A little after six in the morning people begin to gather. Everyone wants to witness the official opening of the diplomatic mission. The public has been granted access to Calzada Street, as well as to the thoroughfare bordering the Malecon. Barricades mark off the area and security personnel maintain a low profile.
It is a novelty to see Cuban security officers working with Secret Service agents, who are responsible for protecting the secretary of state.
One of Kerry’s bodyguards, who could pass for a player in the NBA, is wearing a navy blue suit that clearly is too small for him. In spite of the intense heat, he tries to keep up appearances and gamely poses for journalists not accredited by the US government, as is the case with me.
Teresa, the daughter of a former political prisoner, also wants to see the stars and stripes being raised. “My father lives in Miami and he does not agree with the new policy. But we Cubans are fed up. With the (Castro) government, with the blockade (embargo) and with US policy towards Cuba because it affects the average citizen, not the government leaders,” she says, dressed in white and wearing religious bracelets on her right wrist.
A woman who lives nearby arrives, carrying her shopping bag, to watch the historic moment. “After I left the produce market, I came straight here,” she says. “I have faith. I hope relations with the United States improve our quality of life. And that the government lifts the blockade,” she says.
Chat with almost anyone watching events from the sidelines — dissidents, revolutionaries or average citizens — and you will find that, in one way or another, they believe it is Obama’s responsibility to involve himself in Cuba’s future.
However, opposition figures such as Antonio Rodiles, Berta Soler and Jorge Luis Perez Garcia blame the US president for “legitimizing the Castro brothers’ dictatorship and encouraging repression.”
They spent seventeen consecutive Sundays being beaten and insulted while protesting at a park a stone’s throw from Fifth Avenue in Miramar. Another faction of the dissident community — this includes Manuel Cuesta Morúa, Laritza Diversent y Miriam Leiva — support the new accord.

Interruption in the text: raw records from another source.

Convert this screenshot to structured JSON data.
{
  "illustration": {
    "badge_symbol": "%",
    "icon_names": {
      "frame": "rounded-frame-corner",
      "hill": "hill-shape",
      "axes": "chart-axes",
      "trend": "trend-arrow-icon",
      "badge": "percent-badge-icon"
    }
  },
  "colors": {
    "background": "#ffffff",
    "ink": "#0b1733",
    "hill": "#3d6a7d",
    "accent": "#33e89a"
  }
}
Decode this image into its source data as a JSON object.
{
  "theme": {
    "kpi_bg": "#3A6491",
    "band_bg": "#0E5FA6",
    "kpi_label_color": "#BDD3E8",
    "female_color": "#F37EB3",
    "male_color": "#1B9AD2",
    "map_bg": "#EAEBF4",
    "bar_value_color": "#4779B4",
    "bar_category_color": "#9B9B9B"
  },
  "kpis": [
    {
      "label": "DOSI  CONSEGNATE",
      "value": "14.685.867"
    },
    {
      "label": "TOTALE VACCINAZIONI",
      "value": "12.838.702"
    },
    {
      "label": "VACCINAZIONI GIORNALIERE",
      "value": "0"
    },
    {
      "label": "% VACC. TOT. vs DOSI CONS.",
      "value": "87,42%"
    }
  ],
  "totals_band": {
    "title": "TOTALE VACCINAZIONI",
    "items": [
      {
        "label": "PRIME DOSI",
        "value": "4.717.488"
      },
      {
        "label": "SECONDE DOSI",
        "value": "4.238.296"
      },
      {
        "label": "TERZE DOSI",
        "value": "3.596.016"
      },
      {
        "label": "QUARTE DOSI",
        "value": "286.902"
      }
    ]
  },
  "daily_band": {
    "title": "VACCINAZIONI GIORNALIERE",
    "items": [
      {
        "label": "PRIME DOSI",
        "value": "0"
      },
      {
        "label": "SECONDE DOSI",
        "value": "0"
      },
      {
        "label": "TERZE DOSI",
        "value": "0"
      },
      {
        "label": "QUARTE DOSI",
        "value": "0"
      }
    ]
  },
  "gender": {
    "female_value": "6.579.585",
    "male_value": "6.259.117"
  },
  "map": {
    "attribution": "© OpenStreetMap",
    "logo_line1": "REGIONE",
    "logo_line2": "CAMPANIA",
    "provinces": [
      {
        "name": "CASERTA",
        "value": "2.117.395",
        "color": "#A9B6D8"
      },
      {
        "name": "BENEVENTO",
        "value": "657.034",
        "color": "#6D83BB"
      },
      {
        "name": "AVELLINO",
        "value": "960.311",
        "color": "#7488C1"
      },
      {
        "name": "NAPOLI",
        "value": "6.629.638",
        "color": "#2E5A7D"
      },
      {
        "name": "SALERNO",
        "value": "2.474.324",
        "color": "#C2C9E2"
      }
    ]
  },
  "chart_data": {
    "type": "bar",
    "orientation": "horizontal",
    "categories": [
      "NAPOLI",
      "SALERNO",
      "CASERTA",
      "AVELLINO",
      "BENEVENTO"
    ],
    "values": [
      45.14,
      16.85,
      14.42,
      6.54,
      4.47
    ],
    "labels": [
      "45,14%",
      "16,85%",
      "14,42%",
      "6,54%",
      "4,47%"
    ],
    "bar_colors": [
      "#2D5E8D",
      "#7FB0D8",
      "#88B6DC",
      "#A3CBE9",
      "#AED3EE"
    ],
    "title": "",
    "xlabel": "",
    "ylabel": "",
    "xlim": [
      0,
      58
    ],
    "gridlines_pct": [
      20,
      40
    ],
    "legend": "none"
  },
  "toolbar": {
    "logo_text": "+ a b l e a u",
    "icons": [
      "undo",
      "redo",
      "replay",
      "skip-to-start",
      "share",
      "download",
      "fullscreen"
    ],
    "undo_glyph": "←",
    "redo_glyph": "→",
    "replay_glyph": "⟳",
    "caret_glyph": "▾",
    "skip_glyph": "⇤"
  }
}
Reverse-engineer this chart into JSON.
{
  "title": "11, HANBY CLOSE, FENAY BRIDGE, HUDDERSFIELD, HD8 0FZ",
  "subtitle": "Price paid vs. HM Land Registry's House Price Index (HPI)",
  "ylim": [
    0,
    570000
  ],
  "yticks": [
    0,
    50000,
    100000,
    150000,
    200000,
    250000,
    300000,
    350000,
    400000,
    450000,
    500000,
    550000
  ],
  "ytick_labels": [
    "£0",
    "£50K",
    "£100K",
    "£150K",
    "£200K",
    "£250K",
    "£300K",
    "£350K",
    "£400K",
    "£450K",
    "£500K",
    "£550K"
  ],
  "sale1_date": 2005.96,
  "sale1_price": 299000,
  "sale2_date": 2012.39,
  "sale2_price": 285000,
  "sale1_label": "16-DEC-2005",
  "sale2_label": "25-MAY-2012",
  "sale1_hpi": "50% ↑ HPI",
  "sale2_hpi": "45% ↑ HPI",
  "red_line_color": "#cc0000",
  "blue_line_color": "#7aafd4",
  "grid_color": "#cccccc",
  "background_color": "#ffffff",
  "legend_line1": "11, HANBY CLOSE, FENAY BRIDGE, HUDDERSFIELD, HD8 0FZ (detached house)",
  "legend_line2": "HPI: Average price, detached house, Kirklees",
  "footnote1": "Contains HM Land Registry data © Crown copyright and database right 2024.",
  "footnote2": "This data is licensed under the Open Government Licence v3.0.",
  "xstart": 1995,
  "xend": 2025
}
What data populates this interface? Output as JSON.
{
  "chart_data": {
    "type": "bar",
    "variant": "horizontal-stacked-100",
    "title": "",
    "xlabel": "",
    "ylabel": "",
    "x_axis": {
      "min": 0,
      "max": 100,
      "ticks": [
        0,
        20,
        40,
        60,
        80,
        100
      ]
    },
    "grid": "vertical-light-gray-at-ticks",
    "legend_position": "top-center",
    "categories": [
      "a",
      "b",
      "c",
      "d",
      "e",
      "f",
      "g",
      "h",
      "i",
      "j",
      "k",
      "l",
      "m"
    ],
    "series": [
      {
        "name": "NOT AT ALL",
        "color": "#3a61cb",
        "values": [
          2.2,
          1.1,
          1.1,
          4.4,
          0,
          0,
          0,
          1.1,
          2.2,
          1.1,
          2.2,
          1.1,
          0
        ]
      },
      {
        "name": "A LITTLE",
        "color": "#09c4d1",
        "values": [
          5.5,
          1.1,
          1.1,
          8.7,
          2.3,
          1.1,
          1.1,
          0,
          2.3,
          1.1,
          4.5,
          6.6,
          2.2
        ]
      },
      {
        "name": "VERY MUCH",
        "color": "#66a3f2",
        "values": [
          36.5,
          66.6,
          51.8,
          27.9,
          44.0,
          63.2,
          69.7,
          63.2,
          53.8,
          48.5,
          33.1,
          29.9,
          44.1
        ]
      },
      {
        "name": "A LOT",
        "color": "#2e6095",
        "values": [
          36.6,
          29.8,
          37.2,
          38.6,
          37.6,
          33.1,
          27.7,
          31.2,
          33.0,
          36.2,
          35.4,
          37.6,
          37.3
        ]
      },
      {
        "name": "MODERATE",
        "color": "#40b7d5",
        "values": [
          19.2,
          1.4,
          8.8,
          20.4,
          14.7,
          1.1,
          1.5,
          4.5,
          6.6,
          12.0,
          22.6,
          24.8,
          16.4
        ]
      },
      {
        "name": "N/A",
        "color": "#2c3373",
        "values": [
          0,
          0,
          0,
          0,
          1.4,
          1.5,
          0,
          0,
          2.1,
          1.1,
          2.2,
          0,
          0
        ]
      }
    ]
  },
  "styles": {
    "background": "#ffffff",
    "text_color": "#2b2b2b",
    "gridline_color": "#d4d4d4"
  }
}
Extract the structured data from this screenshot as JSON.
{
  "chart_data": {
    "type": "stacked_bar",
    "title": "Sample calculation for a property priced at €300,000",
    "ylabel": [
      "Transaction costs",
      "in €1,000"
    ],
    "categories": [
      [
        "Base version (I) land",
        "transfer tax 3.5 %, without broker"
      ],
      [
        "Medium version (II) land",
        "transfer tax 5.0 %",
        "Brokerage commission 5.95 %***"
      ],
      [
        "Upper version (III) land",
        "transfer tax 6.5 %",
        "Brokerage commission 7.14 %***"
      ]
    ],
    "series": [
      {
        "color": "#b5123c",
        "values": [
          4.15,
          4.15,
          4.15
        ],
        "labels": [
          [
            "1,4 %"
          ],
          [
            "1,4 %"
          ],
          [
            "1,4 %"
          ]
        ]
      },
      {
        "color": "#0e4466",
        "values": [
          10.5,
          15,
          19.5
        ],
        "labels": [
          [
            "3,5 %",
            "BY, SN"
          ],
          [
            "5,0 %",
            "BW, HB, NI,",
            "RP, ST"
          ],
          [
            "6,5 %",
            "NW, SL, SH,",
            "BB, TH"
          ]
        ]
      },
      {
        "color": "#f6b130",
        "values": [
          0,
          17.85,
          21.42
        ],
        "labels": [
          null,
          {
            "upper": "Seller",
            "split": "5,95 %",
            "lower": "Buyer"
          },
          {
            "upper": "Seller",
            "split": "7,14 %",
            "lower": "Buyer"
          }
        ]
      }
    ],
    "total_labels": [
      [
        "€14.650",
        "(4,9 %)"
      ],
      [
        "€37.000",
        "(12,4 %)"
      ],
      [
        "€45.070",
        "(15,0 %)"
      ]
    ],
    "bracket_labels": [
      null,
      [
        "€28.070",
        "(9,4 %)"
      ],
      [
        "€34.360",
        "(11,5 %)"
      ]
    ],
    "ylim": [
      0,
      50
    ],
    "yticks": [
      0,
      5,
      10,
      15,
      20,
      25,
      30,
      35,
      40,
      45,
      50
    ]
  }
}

But it is not easy to cut the umbilical cord of fear. Talking with Havana residents such as Josue, a taxi driver, and listening their expectations of future relations between the two countries, one might think Cubans are either naive dreamers or simply misguided.
They live in a world of science fiction. Josue already foresees fast food restaurants on every corner, Apple stores and a rejuvenated Havana filled with skyscrapers.
“Miami will go back to being a country town. Havana was always a cosmopolitan, seductive city,” he says after watching the flag of broad stripes and bright stars being raised.
Many believe that a generous Uncle Sam will open his checkbook and rescue the ruined buildings and third-world infrastructure that now characterize Cuba, a country with a million college graduates but streets like those in Zimbabwe.
Whether you are talking about people phoning relatives in Florida to ask for a hundred dollars or the plethora of dissidents who think nothing of hopping on a plane to Miami to discuss things they cannot talk about openly in Havana, countless Cubans think it is the responsibility of Americans to build a new and better country.
Meanwhile, the quaint perceptions of Americans who visit the Castros’ ideological madhouse have changed little. If Cuba before 1959 was viewed as a giant casino where everyone smiled, played maracas and danced the rumba, the island is now synonymous with vintage American cars and buildings in ruin, a country disconnected from the modern world.
A good example of this symbolism were the three Chevrolets intentionally parked on the Malecon, directly facing the rostrum where Kerry was to deliver his speech.
The intended message was clear: the United States has come to save Cuba. And in one way or another many on the island believe it.